Since most startups exist to be acquired, and since most actually go bust before that happens, their software patents can then get bought – at fire-sale prices – by patent trolls, perhaps assisted by the same people who recommend the patents be created. The few that survive to be acquired are sold along with their patents to companies whose leadership are most unlikely to share their founders’ ethical stance. Thus patents filed in parallel with development by startups are pretty likely to be used against the startups’ communities eventually.

Social Contract

While the concept is older, the modern idea of patents came from an age of mass production. Innovation was running free during the industrial revolution. Patents expressed an agreement in society to trade a temporary monopoly on an invention to its inventor for the description of the invention so that others could build on it and increase the common good. They were a ‘social contract’, with rights and obligations both on the inventor and on society at large. Without patents, inventors would obfuscate their inventions so as to evade counterfeiters, and consequently the know-how they created would be lost to future generations.

The timescales envisioned by the patent system were predicated on physical inventions requiring manufacturing investment. Pure ideas – business methods, philosophies, strategies for solving problems – were never subject to the same approach. The lack of manufacturing investment required for exploitation combined with the adequacy of copyright protection meant there was no useful social contract to be established for pure ideas.

The same applies to software. Parallel-filed software patents breach the social contract implied by the patent system. Unlike other patents, software patents do not form a useful body of searchable knowledge as they do not contain within the patent the sort of ‘sketch’ that another technician would need. Programmers need sample code, and software patents never contain a reference implementation. Instead, software patents are about protection and control.

A software patent does not free me to innovate; it just provides a constraint to my thinking. What a developer needs is the certainty that any innovation they create is safe from hostile action. Under present law that’s not achievable as an absolute, but I do believe we can devise ways to be protected from patents arising from our own communities.

Transition Point

We’re at a transition point for society. We have moved from the age of mass production to the age of mass connection. More and more invention is happening in the grey area beyond the manufactured.

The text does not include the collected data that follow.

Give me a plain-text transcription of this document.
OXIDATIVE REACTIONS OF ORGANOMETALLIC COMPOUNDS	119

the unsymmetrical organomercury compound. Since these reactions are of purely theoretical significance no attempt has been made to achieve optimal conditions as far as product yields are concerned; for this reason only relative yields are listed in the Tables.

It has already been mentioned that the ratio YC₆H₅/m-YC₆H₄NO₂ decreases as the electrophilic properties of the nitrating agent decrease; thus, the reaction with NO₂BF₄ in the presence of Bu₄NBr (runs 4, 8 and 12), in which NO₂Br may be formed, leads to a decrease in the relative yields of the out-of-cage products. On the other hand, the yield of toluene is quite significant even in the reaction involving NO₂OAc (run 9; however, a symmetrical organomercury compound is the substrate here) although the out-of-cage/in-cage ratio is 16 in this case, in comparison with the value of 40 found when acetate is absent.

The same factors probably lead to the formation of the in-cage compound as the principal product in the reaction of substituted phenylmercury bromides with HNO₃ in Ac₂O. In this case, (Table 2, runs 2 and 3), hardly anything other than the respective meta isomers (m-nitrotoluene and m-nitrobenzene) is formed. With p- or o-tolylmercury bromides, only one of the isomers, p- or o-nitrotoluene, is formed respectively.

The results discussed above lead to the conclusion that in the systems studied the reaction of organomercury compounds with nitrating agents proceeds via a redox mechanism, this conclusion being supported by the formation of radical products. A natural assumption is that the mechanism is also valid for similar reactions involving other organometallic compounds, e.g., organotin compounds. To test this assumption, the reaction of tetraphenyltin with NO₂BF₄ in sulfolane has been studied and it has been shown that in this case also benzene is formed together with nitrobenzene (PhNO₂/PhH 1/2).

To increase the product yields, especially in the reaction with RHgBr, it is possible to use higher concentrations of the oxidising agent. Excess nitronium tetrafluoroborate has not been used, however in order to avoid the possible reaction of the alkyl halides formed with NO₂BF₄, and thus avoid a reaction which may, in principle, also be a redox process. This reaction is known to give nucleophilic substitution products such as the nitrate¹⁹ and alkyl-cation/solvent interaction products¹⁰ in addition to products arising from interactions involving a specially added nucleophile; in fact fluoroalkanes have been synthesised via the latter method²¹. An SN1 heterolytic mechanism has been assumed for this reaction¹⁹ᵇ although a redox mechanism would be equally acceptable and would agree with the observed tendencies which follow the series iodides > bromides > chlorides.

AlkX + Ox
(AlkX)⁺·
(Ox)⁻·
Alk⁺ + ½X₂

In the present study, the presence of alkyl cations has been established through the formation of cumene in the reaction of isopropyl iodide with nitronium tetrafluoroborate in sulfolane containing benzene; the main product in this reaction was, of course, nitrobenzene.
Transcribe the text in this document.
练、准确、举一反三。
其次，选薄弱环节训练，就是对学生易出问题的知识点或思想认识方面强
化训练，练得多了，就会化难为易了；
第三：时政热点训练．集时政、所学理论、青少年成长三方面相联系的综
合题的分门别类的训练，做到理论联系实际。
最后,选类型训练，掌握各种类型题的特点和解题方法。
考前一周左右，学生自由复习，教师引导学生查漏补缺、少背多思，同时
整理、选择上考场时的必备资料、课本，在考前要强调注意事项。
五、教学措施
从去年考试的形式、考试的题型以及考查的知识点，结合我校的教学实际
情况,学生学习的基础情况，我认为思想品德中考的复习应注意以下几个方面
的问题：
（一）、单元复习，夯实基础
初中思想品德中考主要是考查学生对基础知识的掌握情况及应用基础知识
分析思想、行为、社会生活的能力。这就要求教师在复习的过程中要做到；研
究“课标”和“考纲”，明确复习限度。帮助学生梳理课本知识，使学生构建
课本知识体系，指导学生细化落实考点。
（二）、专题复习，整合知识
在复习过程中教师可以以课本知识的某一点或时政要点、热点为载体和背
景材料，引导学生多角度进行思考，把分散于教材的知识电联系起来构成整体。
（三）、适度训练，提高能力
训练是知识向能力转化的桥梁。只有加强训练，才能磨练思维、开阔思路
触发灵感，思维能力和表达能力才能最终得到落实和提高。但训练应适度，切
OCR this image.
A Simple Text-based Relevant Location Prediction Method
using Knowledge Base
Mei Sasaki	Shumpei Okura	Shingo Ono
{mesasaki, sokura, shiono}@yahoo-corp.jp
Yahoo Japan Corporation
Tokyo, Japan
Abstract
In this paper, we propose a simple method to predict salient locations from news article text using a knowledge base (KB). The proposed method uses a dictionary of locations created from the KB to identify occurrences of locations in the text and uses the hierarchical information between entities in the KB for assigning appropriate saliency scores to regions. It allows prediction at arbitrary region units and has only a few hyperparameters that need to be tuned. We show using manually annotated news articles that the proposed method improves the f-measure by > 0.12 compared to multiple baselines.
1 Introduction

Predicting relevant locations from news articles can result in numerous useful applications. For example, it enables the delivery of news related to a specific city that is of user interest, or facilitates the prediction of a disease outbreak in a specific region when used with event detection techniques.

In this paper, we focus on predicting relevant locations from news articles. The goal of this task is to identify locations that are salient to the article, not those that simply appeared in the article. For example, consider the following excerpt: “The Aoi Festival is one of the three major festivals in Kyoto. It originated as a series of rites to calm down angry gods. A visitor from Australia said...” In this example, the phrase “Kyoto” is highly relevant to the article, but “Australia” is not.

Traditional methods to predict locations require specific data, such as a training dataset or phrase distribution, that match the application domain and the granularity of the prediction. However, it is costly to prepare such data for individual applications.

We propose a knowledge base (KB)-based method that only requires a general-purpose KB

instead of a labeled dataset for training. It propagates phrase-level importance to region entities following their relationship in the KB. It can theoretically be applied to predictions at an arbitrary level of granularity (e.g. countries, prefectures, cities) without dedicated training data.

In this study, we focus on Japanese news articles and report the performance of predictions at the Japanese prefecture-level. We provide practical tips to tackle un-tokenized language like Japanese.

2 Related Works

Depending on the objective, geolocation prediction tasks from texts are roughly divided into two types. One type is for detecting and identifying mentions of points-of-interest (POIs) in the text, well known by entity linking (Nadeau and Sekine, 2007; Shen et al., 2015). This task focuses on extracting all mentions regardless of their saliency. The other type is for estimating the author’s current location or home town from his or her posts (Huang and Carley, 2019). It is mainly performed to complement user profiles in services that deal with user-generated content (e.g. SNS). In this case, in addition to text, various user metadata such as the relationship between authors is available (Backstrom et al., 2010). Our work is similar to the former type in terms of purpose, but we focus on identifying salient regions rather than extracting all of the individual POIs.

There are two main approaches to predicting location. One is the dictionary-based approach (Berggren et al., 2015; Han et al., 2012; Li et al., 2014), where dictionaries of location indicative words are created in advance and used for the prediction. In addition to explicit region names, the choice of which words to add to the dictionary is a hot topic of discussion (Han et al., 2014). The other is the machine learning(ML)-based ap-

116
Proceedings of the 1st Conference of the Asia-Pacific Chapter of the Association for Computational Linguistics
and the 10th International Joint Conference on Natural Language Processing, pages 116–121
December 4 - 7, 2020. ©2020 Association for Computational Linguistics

As Lessig pointed out in “Free Culture”, this shift has stretched the laws governing creativity to their limits. As we reconsider patents, we must consider what they are and more importantly we must revisit the social contract on which they are based. Just trying to force fit the old approach of patents to the new world of participation isn’t working.

What open source needs is instead a declaration by participants in open source communities that all the patents they parallel-filed during the development process are granted with the contribution of the code. The grant needs to be (at least initially) a blanket, unenumerated grant to the community receiving the contribution so that developers know they are safe from any action by that participant. The best place to get this grant is either in the community governance or in the open source license itself.

Making It Stick

Getting those declarations is the most pressing need of the open source meta-community today, and modern open source licenses like the Apache license generally achieve it. But the really big challenge is making the protection stick with the patents through things like the Novell-CPTN transition.

I remain to be convinced that is possible at present, and it needs urgent research and experimentation. Who by? I suggest the corporations benefitting from open source need to be the ones funding that research. We can’t expect corporations to stop parallel filing until the patent system is fixed. They have a duty to their shareholders to, at a minimum, protect themselves in the dog-eat-dog world of corporate competition. But we can expect them to share the burden of protection with the communities in which they participate. So which of the big-legal-budget corporations that claim to love open source will step up to the challenge?